Nearly a year ago today, a New York City institution disappeared in the weirdest of ways. Overnight, landlord Jerry Wolkoff whitewashed the walls of the graffiti-smothered property once known as 5Pointz, where artists of all ages met and worked for more than a decade.

The abrupt erasure of one of the city’s most distinctive landmarks --
 a regular stop on guided tours for Europeans seeking the “real” New 
York -- made national headlines, most of them unflattering for Wolkoff. 
If he was enemy number one then, he’s below zero today: a new report
 reveals that the beleaguered landlord is trying to trademark the name 
“5Pointz,” for the 40-plus story condo buildings he plans to build where
 the tagged walls once stood.
The act strikes some as 
hypocritical, given that Wolkoff orchestrated the end of the 5Pointz 
era. He reportedly submitted the trademark bid in March to the U.S. 
Patent and Trademark Office.
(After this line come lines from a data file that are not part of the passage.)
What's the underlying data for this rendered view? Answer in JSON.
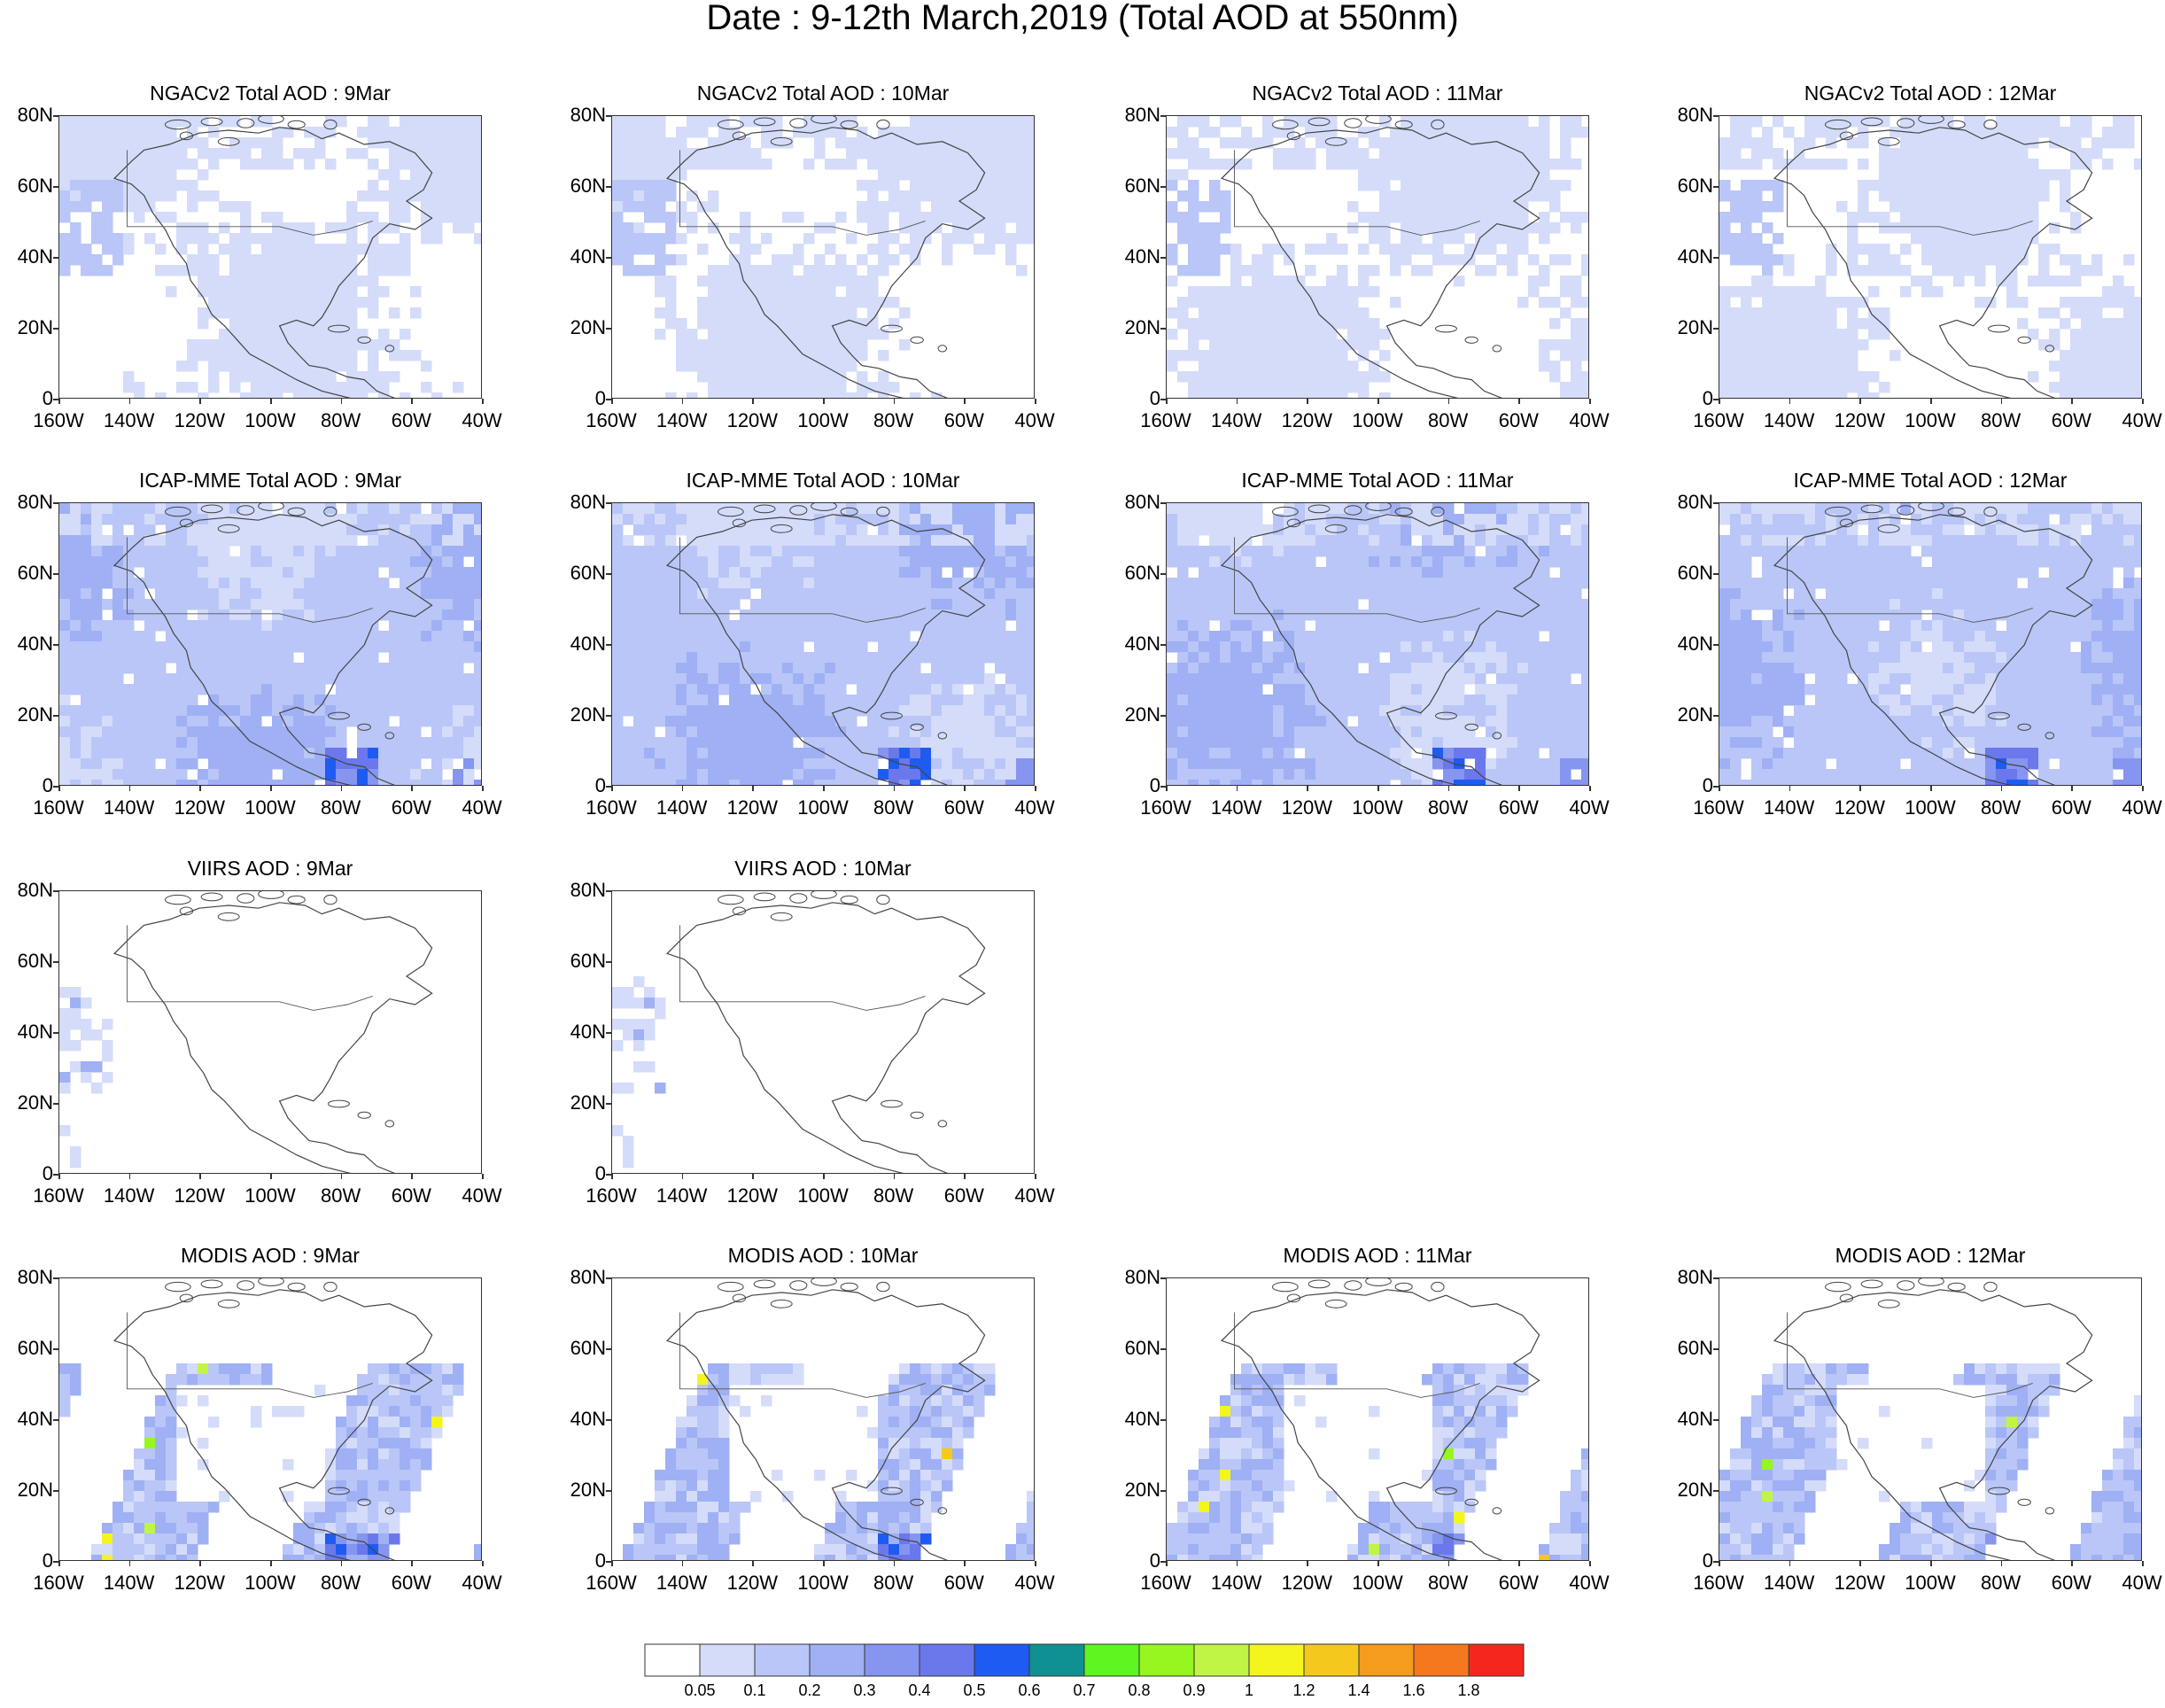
{
  "title": "Date : 9-12th March,2019 (Total AOD at 550nm)",
  "lon_labels": [
    "160W",
    "140W",
    "120W",
    "100W",
    "80W",
    "60W",
    "40W"
  ],
  "lat_labels": [
    "80N",
    "60N",
    "40N",
    "20N",
    "0"
  ],
  "rows": [
    {
      "model": "NGACv2",
      "panels": [
        {
          "title": "NGACv2 Total AOD : 9Mar",
          "level": "low",
          "coverage": "full"
        },
        {
          "title": "NGACv2 Total AOD : 10Mar",
          "level": "low",
          "coverage": "full"
        },
        {
          "title": "NGACv2 Total AOD : 11Mar",
          "level": "low",
          "coverage": "full"
        },
        {
          "title": "NGACv2 Total AOD : 12Mar",
          "level": "low",
          "coverage": "full"
        }
      ]
    },
    {
      "model": "ICAP-MME",
      "panels": [
        {
          "title": "ICAP-MME Total AOD : 9Mar",
          "level": "medium",
          "coverage": "full"
        },
        {
          "title": "ICAP-MME Total AOD : 10Mar",
          "level": "medium",
          "coverage": "full"
        },
        {
          "title": "ICAP-MME Total AOD : 11Mar",
          "level": "medium",
          "coverage": "full"
        },
        {
          "title": "ICAP-MME Total AOD : 12Mar",
          "level": "medium",
          "coverage": "full"
        }
      ]
    },
    {
      "model": "VIIRS",
      "panels": [
        {
          "title": "VIIRS AOD : 9Mar",
          "level": "sparse",
          "coverage": "west-edge"
        },
        {
          "title": "VIIRS AOD : 10Mar",
          "level": "sparse",
          "coverage": "west-edge"
        }
      ]
    },
    {
      "model": "MODIS",
      "panels": [
        {
          "title": "MODIS AOD : 9Mar",
          "level": "swath",
          "coverage": "swaths"
        },
        {
          "title": "MODIS AOD : 10Mar",
          "level": "swath",
          "coverage": "swaths"
        },
        {
          "title": "MODIS AOD : 11Mar",
          "level": "swath",
          "coverage": "swaths"
        },
        {
          "title": "MODIS AOD : 12Mar",
          "level": "swath",
          "coverage": "swaths"
        }
      ]
    }
  ],
  "chart_data": {
    "type": "heatmap",
    "title": "Date : 9-12th March,2019 (Total AOD at 550nm)",
    "x_range": [
      "160W",
      "40W"
    ],
    "y_range": [
      "0",
      "80N"
    ],
    "colorbar": {
      "labels": [
        "0.05",
        "0.1",
        "0.2",
        "0.3",
        "0.4",
        "0.5",
        "0.6",
        "0.7",
        "0.8",
        "0.9",
        "1",
        "1.2",
        "1.4",
        "1.6",
        "1.8"
      ],
      "colors": [
        "#ffffff",
        "#d4dcfa",
        "#b9c6f7",
        "#9fb0f4",
        "#8595f0",
        "#6a78ec",
        "#1e5bf0",
        "#0f9191",
        "#5ef520",
        "#97f520",
        "#c0f545",
        "#f5f51e",
        "#f5c81e",
        "#f59b1e",
        "#f5781e",
        "#f5261e"
      ]
    }
  }
}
It was refused this summer (the name was deemed too close
 to FivePoint Communities, a real estate development in California), but
 Wolkoff’s company, G&M Realty, is still within its six-month window
 to respond to the decision. Wolkoff did not return a request for 
comment by HuffPost.
Speaking to DNAinfo,
 the landlord shrugged off accusations of trying to “bank off our name,”
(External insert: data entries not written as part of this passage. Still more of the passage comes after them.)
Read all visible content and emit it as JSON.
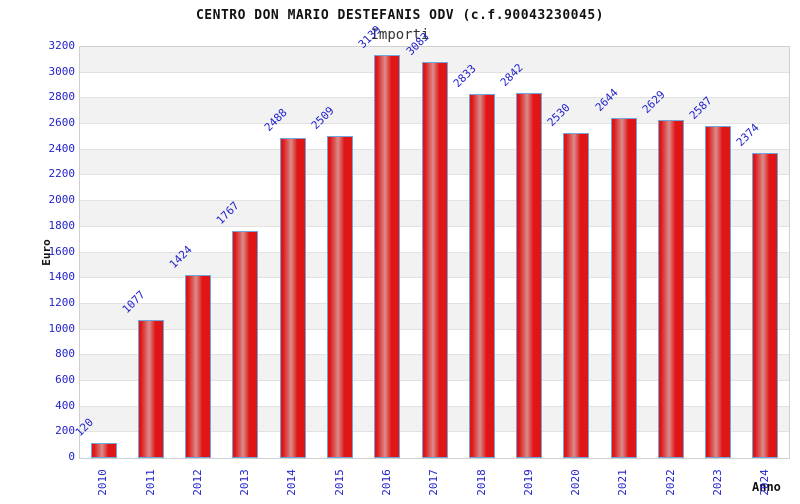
{
  "header": {
    "title": "CENTRO DON MARIO DESTEFANIS ODV (c.f.90043230045)",
    "subtitle": "Importi"
  },
  "chart_data": {
    "type": "bar",
    "title": "CENTRO DON MARIO DESTEFANIS ODV (c.f.90043230045)",
    "subtitle": "Importi",
    "xlabel": "Anno",
    "ylabel": "Euro",
    "categories": [
      "2010",
      "2011",
      "2012",
      "2013",
      "2014",
      "2015",
      "2016",
      "2017",
      "2018",
      "2019",
      "2020",
      "2021",
      "2022",
      "2023",
      "2024"
    ],
    "values": [
      120,
      1077,
      1424,
      1767,
      2488,
      2509,
      3139,
      3083,
      2833,
      2842,
      2530,
      2644,
      2629,
      2587,
      2374
    ],
    "ylim": [
      0,
      3200
    ],
    "ytick_step": 200,
    "grid": true,
    "legend_position": "none",
    "colors": {
      "tick_label": "#2323cc",
      "bar_edge_red": "#e01515",
      "bar_center_red": "#d98c8c",
      "bar_border_blue": "#6ea6dd",
      "band_gray": "#f2f2f2",
      "band_white": "#ffffff",
      "gridline": "#e2e2e2",
      "plot_border": "#cfcfcf",
      "title_text": "#111111"
    }
  }
}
 as 5Pointz spokeswoman Marie Cecile Flageul put it. His argument is 
semantical, that the name references a location rather than an 
institution. “The building is known as 5Pointz," he said 
matter-of-factly.
Of course, the building in question is doomed 
for demolition. But Wolkoff is being strategic, say activists. Flageul, 
who was the group’s press liaison back when attempts were underway to 
save 5Pointz, told DNAinfo the name-grab is “ironic,” as “the same 
corporation which single-handedly destroyed all the artwork known as 
5Pointz” is “trying to capitalize” on the caché that comes with its 
legendary moniker.

By accounts, 5Pointz got its name from Jonathan “Meres One” Cohen, the 
lead “curator” of the former site. For years, Wolkoff allowed artists 
like Cohen to tag the warehouse’s decrepit walls and rent studios for 
next to nothing, rather than bring the building up to city codes. In 
2002, according to The New York Times,
 Cohen -- whose street name references the letters he tagged best: “M,” 
“R,” and “E” -- took over what was then called Phun Factory, 
rechristening it 5Pointz to signify a meeting point of all five 
boroughs.

What was always an uneasy peace between Wolkoff and his quasi-tenants
 dissolved fully in late 2012, when the landlord made plans to redevelop
 the site. For months, a team led by Cohen and Flaguel petitioned the 
city to deem 5Pointz an official, protected landmark. The effort became 
moot with the whitewashing, but the property’s historical value wasn’t 
lost on Wolkoff. Speaking to HuffPost
 last year, he insisted artists would be back, citing a “tagging wall” 
and studio spaces to be blocked off in the new condos. He loves great 
graffiti art, he told us, both for the beauty of the work and for the 
romance street art can bring to a neighborhood.
From a developer’s
 point of view, bottling that romance to spray on the new property is 
just good business. But to hear Wolkoff’s detractors on his dealings, 
he’s already lost: there’s a stench that can’t be covered up. “No artist
 is ever going to paint his walls,” Cohen told HuffPost, at a midnight 
vigil held the day after the whitewashing. “He’s destroyed a temple.”